Rien de nouveau ; toute la journée on entend la canonnade lointaine.

Très peu d’animation dans les rues, et le soir, dès 19 heures, plus rien du tout.

Paul Dupuy - Document familial issu de la famille Dupuis-Pérardel-Lescaillon. Marie-Thérèse Pérardel, femme d'André Pérardel, est la fille de Paul Dupuis. Ce témoignage concerne la période du 1er septembre au 21 novembre 1914.

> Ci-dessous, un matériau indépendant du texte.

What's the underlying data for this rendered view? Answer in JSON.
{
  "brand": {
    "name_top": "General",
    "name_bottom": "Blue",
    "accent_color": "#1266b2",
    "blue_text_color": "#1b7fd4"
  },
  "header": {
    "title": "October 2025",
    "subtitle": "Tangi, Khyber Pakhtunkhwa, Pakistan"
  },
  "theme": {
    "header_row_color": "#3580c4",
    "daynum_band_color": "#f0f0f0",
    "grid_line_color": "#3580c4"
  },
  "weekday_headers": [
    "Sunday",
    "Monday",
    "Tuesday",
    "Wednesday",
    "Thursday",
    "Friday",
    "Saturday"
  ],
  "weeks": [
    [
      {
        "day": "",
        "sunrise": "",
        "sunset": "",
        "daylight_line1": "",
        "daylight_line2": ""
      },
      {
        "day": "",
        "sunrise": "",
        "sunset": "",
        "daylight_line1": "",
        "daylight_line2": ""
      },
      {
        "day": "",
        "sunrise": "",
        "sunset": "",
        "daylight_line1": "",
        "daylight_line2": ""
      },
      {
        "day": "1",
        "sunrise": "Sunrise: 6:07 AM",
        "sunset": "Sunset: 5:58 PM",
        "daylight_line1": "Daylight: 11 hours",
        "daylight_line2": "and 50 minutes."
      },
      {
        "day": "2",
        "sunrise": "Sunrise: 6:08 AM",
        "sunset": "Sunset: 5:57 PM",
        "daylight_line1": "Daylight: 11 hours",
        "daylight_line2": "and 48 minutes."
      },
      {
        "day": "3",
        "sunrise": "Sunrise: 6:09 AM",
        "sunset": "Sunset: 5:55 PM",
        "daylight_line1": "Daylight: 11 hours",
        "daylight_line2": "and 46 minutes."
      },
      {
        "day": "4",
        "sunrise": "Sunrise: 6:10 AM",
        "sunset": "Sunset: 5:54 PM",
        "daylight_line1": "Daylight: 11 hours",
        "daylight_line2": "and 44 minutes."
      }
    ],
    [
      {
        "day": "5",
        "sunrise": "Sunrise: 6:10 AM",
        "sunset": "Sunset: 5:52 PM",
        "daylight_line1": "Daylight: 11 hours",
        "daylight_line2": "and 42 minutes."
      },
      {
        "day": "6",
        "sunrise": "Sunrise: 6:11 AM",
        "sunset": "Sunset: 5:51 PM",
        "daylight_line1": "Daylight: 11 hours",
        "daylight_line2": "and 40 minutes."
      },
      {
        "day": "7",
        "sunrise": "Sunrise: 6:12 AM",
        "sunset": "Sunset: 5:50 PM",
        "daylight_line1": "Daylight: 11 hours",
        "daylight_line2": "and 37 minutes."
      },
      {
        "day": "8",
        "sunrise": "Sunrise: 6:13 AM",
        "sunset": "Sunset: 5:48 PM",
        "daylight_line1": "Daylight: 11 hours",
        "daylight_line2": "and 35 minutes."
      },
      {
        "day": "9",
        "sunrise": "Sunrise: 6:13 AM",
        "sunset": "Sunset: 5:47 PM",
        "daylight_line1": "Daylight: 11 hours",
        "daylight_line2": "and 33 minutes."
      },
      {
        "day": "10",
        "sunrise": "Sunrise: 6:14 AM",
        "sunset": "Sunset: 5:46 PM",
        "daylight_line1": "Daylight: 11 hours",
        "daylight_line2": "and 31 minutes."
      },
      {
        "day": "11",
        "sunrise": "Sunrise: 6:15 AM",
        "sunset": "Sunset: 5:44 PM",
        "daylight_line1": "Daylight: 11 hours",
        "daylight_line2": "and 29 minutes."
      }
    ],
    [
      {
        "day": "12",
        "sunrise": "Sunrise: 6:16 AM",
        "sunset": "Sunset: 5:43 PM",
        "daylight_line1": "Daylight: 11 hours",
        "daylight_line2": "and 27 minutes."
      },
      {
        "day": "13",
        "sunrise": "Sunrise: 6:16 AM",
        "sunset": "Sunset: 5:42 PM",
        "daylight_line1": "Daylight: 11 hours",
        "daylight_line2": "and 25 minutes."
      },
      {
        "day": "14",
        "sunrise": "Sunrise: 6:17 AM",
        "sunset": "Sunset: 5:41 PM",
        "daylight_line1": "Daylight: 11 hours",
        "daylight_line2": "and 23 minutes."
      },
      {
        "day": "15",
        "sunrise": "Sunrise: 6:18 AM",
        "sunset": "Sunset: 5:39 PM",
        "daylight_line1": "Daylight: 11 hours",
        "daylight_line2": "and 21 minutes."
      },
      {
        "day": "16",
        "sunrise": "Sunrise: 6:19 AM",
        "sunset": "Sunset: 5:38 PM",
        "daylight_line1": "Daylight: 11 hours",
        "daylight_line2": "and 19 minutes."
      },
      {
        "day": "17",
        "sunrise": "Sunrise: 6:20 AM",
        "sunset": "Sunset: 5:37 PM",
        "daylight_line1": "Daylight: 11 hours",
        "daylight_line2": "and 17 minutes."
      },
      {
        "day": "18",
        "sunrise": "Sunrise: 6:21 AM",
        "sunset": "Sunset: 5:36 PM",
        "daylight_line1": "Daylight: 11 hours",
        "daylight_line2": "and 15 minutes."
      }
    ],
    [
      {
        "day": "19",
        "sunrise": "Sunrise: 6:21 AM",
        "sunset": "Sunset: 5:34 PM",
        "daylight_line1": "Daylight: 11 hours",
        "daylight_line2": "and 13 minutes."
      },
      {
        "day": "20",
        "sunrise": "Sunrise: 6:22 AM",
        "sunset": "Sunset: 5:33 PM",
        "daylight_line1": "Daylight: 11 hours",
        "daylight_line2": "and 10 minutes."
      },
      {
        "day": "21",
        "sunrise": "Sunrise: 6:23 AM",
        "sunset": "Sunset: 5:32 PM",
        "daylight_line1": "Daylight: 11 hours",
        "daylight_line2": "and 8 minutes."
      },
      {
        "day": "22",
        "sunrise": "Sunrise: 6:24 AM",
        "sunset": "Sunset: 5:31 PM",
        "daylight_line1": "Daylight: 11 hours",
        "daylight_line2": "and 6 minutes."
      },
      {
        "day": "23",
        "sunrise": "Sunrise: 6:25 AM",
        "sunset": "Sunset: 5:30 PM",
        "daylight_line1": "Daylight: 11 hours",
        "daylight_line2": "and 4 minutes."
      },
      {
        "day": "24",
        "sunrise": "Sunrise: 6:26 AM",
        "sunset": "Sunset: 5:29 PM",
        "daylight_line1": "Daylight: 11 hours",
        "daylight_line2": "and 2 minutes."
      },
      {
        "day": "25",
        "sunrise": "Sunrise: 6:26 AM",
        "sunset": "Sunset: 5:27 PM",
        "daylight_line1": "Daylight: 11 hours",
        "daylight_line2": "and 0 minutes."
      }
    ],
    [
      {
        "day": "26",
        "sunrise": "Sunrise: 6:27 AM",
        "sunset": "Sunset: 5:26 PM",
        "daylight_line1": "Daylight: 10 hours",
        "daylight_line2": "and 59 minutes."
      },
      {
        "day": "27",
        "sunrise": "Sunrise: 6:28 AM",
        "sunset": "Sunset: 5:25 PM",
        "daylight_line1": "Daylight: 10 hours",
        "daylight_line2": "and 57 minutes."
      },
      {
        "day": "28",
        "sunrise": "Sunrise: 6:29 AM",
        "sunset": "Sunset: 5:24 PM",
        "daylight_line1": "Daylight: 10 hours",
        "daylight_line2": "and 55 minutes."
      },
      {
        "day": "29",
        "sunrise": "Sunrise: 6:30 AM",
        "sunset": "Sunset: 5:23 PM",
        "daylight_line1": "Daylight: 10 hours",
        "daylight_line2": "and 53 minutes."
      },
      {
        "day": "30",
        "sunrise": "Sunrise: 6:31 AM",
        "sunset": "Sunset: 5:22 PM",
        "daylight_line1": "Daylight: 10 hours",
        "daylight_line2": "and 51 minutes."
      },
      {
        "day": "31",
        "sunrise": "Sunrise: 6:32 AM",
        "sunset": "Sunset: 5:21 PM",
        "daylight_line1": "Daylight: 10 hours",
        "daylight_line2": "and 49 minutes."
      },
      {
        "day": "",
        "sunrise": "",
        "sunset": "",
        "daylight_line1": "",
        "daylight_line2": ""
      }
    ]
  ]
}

Source : site de la Ville de Reims, archives municipales et communautaires


Lundi 7 septembre

Dans la grande action engagée entre l’armée franco-anglaise et l’armée allemande sur le vaste front qui s’étend de la région de Meaux aux approches de Verdun, tandis que nous avons dans les Vosges des succés partiels, et lorsque la reste sans changement à notre centre, l’armée de Paris livre sur l’Ourcq des combats heureux et la progression des troupes franco-anglaises s’accentue à notre aile gauche.
Le ministre de la Guerre, au nom du gouvernement et du pays tout entier, adresse aux défenseurs et à la population de Maubeuge, l’expression de son admiration pour leur attitude héroïque. Le gouverneur de la ville est cité à l’ordre du jour des armées.
Les Russes détruisent deux divisions de l’armée autrichienne de Lemberg, battent une seconde armée dans la région de Lublin, et s’emparent des puissantes fortifications de Nicolaïeff, détruisant les coupoles blindées et prenant 40 canons et de fortes quantités de munitions.
La panique grandit à vienne, où 20000 hommes sont employés à des travaux de défense. L’Autriche, aux abois, convoque en hâte ses dernières recrues.